If You See a Little Piketty in This Tax-Haven Book, That's FineBy
Gabriel Zucman blasts Swiss in `The Hidden Wealth of Nations'
Economist's acolyte sees widening inequality due to tax policy
Look out, Thomas Piketty. Here comes Gabriel Zucman.
With a slim new book that has the feel of Piketty’s bestselling “Capital in the 21st Century,” Zucman, a baby-faced 28-year-old University of California-Berkeley economist, is taking his own swing at global capitalism. His target: tax havens that he says hide $7.6 trillion -- about 8 percent of the world’s net financial wealth.
With his book, “The Hidden Wealth of Nations,” Zucman is positioning himself as this year’s Piketty, whose opus renewed a debate about inequality last year. Both titles play off economics classics -- one by Karl Marx, the other Adam Smith -- and the new book resembles the cover of Piketty’s. It also features the French economist’s name on the cover not once but twice. Piketty, who supervised Zucman’s doctorate degree, also wrote the forward.
“The Hidden Wealth of Nations” is capitalizing on the U.S. political season, hitting the shelves just as presidential candidates as diverse as Jeb Bush, Donald Trump and Bernie Sanders attack the tax breaks exploited by the ultra-wealthy.
“Almost nobody in economics is talking about tax havens,” Zucman said in an interview. “People haven’t really made the link between tax evasion and rising inequality. They see big companies and the very wealthy avoiding taxes, but they don’t understand how this is part of this dramatic increase in inequality. My hope is to bring more attention to this.”
There has never been as much wealth sitting in tax havens as there is today, Zucman says, whether it’s Apple Inc. funneling billions in profits through a tiny Irish unit or a French cabinet minister using secret accounts to cheat on his taxes.
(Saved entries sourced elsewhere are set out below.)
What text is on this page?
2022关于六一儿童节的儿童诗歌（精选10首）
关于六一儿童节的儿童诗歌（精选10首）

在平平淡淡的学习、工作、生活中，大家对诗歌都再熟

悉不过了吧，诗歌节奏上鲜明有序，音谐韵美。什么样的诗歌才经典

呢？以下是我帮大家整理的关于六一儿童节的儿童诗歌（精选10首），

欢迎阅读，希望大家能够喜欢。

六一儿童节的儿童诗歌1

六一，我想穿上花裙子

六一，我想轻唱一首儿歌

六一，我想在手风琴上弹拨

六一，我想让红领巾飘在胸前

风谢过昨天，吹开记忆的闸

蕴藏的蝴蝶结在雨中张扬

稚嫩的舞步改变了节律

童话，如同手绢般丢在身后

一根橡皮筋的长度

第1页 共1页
For multinationals, Zucman found the majority of foreign profits reported by U.S. companies are attributed to a handful of havens. For individuals, he estimates at least $2 trillion held in Swiss banks is still undeclared by account holders to their home countries. Reforms are of dubious impact. In 2009 the Group of 20 Nations declared the end of banking secrecy. Since then, the amount of money in Switzerland-- “the heart of the offshore tax evasion industry,” Zucman called it -- has risen 18 percent.
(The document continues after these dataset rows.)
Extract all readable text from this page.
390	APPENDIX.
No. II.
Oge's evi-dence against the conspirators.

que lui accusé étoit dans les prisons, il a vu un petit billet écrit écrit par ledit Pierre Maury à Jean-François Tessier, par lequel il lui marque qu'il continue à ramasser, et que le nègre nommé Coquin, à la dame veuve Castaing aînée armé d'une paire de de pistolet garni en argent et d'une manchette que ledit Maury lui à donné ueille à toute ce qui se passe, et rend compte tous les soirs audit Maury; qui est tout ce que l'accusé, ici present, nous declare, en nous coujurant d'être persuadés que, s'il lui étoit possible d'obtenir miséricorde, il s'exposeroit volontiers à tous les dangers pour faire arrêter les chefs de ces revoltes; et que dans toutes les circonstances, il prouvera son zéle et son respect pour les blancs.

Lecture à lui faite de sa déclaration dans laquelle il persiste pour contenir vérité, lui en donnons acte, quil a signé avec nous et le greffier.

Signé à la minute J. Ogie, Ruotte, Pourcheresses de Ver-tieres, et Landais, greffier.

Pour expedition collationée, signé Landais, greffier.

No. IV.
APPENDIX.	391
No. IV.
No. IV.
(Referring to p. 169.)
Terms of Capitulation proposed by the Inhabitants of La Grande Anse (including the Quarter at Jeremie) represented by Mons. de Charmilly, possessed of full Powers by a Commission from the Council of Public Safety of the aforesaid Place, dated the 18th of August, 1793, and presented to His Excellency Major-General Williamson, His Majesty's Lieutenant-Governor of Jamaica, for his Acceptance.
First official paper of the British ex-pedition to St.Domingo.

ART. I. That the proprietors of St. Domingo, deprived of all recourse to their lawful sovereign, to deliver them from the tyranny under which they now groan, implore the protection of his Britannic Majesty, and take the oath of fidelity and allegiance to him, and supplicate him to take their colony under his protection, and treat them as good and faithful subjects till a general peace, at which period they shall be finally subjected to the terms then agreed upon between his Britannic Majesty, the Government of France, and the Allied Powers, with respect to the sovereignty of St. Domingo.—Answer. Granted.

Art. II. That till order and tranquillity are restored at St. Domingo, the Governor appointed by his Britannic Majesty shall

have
Zucman’s calculations are conservative because he can’t count assets like art, jewelry or real estate, but he’s still able to come up with big numbers. Two of them: Tax evasion by individuals costs governments $200 billion a year, and havens used by U.S. multinational companies cost $130 billion annually.
Zucman is one of several mini-Pikettys spreading the word on inequality. Piketty’s website at the Paris School of Economics lists more than a dozen students he advised who are now teaching at institutions ranging from the University of Chicago to the London School of Economics.
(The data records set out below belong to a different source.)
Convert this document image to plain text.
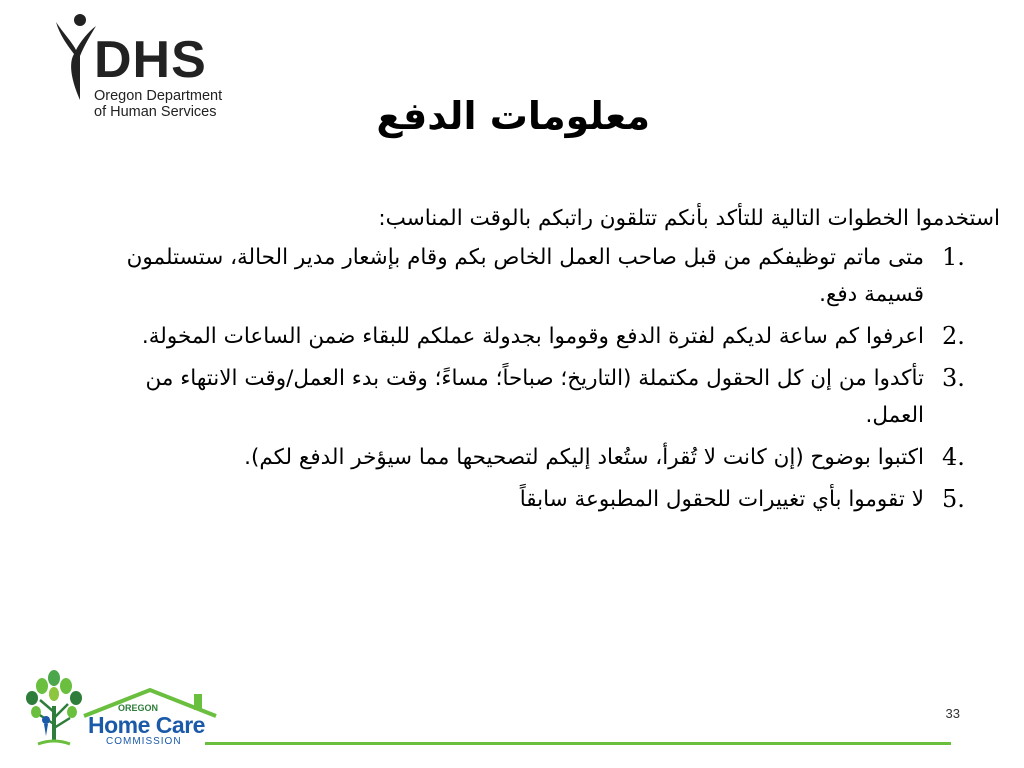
DHS
Oregon Department
of Human Services	معلومات الدفع

استخدموا الخطوات التالية للتأكد بأنكم تتلقون راتبكم بالوقت المناسب:

1.
متى ماتم توظيفكم من قبل صاحب العمل الخاص بكم وقام بإشعار مدير الحالة، ستستلمون قسيمة دفع.
2.
اعرفوا كم ساعة لديكم لفترة الدفع وقوموا بجدولة عملكم للبقاء ضمن الساعات المخولة.
3.
تأكدوا من إن كل الحقول مكتملة (التاريخ؛ صباحاً؛ مساءً؛ وقت بدء العمل/وقت الانتهاء من العمل.
4.
اكتبوا بوضوح (إن كانت لا تُقرأ، ستُعاد إليكم لتصحيحها مما سيؤخر الدفع لكم).
5.
لا تقوموا بأي تغييرات للحقول المطبوعة سابقاً
OREGON
Home Care
COMMISSION
33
“Gabriel’s book is probably the best book that has ever been written on tax havens and what we can do about it,” Piketty said in an e-mail. “I think it complements my book very nicely and powerfully.”
Zucman, born, raised and educated in Paris, said Piketty encouraged him to expand his interest in taxes to look for clues into its role in inequality.
During his research, Zucman had a eureka moment. For years, economists have puzzled over a mystery in obscure economic data: financial liabilities around the world consistently outstrip the reported financial assets held by investors –- by trillions of dollars.
Sifting through central bank data from various countries, Zucman seemed to find the answer. Those trillions were missing because they were showing up as shares of mutual funds incorporated in tax havens, primarily in Luxembourg, Grand Cayman and Ireland. His theory: wealthy investors around the world have used the investments, often made through Swiss bank accounts, to hide their wealth.
Switzerland comes in for harsh criticism in Zucman’s book. The country is responsible for nearly a third of the globe’s total hidden financial wealth, he said. He estimates as much of 30 percent of the wealth owned by the richest in Africa and Latin America is held offshore. In Russia, it’s as much as 50 percent.
What is to be done? Zucman said there needs to be a central global register of the owners of the world’s wealth, similar to various registries for real estate holdings. Such a database doesn’t have to be public, but it must be available to regulators. The government can no longer rely on “the goodwill of bankers” for sharing information, he said. For companies, taxable profits should be allocated between countries based on real factors like where the sales or employees are. He also suggests imposing tariffs or similar sanctions on tax havens that resist reform.
The need to stop the wave of tax avoidance and evasion goes beyond the revenue lost to the particular dodges, he said. “If a significant fraction of rich people can evade taxes and if the rest of the population feels taxes are not fairly enforced,” he said, “then the willingness to pay taxes will disappear.”